Insomma, Giuseppe ha sentito parlare, a Roma, di una banda di Chrestiani che gli si è rappresentata, a lui ebreo ortodosso, ebreo ufficiale, come una banda di incantatori e assassini diventati incendiari. Non li ha identificati con i pii sognatori, gli asceti, i battisti che in Palestina sentiva chiamare i Nazareni e di cui Giacomo il Giusto era il capo e il perfetto esempio. Egli non ha neppure identificato Paulus o Paulos al Saul (o Schaul) di cui gli si è parlato un tempo e che il destino non gli ha mai permesso di incontrare. È mal informato e in nessun momento prova il bisogno di fare un'inchiesta. Ha potuto parlare di questo devoto personaggio che era Giacomo e che aveva visto mettere così ingiustamente a morte. Vorrà tacere sul crimine dei Chrestiani ciarlatani e incendiari. 

...Altrimenti, non vedremmo per il suo silenzio che una spiegazione: questa sarebbe che i cristiani non sono stati accusati di aver incendiato Roma, che il famoso testo di Tacito non sia autentico e che, sull'incendio del 64, si deve attenersi a ciò che racconta Svetonio... 


NOTE

[1] Si veda Maurice Goguel, Revue de l'Histoire des Religions, maggio-giugno 1912, e A. Brassac, Revue Biblique, gennaio 1913. 

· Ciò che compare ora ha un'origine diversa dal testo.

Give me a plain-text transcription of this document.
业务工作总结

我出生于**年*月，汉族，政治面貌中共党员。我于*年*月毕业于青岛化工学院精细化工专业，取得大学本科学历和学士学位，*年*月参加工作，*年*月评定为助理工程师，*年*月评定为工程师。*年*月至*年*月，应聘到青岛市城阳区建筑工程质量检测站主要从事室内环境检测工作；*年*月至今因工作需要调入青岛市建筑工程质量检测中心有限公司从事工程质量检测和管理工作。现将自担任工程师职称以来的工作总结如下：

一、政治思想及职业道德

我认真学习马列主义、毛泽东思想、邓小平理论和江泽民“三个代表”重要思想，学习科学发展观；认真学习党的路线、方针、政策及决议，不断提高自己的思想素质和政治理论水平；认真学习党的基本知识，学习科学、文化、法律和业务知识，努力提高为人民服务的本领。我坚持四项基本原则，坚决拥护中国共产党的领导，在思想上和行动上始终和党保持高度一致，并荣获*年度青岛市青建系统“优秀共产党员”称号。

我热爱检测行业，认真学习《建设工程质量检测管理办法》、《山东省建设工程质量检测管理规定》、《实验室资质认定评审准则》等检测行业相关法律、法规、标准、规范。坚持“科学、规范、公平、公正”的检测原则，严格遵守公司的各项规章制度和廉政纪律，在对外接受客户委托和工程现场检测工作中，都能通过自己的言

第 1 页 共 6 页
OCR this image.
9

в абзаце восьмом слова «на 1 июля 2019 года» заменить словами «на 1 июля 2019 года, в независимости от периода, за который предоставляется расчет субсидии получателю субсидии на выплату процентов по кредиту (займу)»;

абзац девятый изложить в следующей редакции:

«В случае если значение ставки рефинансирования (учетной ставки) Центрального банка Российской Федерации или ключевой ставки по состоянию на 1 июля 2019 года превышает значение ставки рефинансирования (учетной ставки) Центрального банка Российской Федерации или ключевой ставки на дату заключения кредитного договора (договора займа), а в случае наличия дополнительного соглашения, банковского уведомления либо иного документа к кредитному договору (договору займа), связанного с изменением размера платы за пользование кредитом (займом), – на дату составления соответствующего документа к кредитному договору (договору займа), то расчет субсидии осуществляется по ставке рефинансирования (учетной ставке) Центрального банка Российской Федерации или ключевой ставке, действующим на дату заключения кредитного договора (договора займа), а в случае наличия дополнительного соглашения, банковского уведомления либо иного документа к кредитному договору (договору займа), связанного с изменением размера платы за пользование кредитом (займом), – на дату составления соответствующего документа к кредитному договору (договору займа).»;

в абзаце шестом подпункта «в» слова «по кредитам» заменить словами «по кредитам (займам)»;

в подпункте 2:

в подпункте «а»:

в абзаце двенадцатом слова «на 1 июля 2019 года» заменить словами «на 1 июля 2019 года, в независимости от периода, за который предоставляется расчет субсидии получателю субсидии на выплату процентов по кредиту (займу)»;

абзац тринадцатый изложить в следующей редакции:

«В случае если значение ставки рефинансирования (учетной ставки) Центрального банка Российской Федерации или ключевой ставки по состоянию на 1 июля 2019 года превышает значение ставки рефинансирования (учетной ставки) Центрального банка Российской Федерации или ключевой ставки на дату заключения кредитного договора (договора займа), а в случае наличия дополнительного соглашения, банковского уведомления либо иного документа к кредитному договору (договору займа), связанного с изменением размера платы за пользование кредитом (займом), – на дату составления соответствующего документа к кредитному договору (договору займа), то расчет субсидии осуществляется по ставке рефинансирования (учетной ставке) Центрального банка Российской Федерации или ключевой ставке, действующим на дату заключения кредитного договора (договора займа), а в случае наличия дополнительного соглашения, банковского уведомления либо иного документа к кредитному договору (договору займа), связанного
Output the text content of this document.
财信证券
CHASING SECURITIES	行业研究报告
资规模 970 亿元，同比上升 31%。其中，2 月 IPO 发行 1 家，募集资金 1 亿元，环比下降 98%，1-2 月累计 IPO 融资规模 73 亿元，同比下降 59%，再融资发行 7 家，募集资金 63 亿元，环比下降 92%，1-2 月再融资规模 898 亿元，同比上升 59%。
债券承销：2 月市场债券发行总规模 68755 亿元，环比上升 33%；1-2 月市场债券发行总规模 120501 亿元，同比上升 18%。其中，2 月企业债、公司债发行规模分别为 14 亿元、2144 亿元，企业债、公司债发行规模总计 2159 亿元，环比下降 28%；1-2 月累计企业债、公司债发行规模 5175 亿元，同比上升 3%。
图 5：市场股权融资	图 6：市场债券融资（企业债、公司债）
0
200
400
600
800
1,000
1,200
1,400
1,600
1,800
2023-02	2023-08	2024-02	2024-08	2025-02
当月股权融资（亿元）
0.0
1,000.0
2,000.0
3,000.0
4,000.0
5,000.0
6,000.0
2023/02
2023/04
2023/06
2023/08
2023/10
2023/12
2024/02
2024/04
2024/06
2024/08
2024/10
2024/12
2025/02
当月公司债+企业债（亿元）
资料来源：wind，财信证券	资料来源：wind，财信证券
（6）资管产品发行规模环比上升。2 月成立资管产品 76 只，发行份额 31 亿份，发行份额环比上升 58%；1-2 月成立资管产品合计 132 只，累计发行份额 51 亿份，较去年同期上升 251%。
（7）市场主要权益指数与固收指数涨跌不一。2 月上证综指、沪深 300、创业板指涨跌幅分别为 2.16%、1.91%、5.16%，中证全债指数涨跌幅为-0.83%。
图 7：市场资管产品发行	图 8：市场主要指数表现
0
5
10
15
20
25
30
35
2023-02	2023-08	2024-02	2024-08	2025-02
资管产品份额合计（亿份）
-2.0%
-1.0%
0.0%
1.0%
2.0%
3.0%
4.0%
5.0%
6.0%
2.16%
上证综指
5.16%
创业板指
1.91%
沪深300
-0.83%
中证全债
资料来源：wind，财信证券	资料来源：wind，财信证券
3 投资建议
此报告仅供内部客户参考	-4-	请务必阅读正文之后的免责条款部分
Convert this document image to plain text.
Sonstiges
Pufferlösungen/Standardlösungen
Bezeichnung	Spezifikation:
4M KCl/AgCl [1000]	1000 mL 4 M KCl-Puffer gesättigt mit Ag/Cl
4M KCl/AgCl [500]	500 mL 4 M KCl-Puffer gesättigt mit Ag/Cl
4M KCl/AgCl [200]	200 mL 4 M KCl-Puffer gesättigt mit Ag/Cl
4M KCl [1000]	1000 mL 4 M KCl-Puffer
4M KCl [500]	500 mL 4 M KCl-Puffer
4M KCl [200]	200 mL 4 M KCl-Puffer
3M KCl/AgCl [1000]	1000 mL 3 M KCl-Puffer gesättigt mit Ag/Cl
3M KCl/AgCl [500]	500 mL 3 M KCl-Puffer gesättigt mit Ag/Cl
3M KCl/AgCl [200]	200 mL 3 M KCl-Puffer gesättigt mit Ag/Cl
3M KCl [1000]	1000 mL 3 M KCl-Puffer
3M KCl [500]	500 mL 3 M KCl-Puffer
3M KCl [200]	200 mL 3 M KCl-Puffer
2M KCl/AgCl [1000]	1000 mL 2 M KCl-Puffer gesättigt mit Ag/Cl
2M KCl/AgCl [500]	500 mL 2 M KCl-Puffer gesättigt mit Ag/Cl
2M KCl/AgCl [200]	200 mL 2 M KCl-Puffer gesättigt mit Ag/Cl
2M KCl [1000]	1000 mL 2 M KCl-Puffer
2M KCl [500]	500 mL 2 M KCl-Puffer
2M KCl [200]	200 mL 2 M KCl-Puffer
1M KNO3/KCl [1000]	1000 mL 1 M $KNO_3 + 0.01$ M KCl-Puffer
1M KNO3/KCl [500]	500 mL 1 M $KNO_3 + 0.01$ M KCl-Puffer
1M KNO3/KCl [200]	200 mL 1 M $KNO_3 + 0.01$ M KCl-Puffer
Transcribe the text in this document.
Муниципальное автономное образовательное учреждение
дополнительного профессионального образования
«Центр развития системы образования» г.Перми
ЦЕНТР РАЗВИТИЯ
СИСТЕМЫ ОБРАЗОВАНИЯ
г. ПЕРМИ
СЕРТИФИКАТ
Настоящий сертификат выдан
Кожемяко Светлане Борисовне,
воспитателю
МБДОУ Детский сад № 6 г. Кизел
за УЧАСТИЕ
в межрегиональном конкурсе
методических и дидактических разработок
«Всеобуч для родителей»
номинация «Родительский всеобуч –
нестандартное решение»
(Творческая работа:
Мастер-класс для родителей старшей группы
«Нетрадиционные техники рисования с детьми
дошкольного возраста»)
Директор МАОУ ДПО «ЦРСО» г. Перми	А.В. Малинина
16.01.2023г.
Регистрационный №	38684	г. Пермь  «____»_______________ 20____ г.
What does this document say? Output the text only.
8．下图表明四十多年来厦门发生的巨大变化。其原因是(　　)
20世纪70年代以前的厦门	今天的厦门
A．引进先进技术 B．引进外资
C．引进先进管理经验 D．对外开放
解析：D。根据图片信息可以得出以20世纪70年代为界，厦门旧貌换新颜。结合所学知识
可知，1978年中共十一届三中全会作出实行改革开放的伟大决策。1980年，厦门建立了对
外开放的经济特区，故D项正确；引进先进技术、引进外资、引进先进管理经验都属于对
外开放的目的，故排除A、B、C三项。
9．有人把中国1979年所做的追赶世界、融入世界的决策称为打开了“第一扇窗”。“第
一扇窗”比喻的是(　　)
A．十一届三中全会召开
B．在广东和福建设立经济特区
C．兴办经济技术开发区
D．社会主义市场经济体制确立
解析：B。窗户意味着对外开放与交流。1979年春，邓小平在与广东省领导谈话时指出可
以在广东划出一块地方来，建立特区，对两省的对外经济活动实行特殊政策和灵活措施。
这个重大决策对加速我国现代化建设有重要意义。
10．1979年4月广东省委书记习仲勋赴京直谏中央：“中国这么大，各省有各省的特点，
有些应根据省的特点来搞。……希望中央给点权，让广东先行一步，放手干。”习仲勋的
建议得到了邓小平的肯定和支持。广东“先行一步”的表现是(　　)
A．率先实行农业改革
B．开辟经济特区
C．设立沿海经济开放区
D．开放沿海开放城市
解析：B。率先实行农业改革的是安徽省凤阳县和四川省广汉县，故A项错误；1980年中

[2] Abbiamo concluso, in Première génération chrétienne, pagine 201-202, per la probabilità di un'assoluzione.

[3] Studio pubblicato nel 1884 dagli Annales de la Faculté des Lettres de Bordeaux, e libro pubblicato nel 1890 da Thorin, a Parigi. Si veda anche un articolo dell'abate Douain, Revue des questions historiques, ottobre 1885, che ne intraprende la confutazione, e Boissier: resoconto dell'Accademia delle Iscrizioni, 26 marzo 1886.

[4] Première génération chrétienne, pagine 250 e seguenti.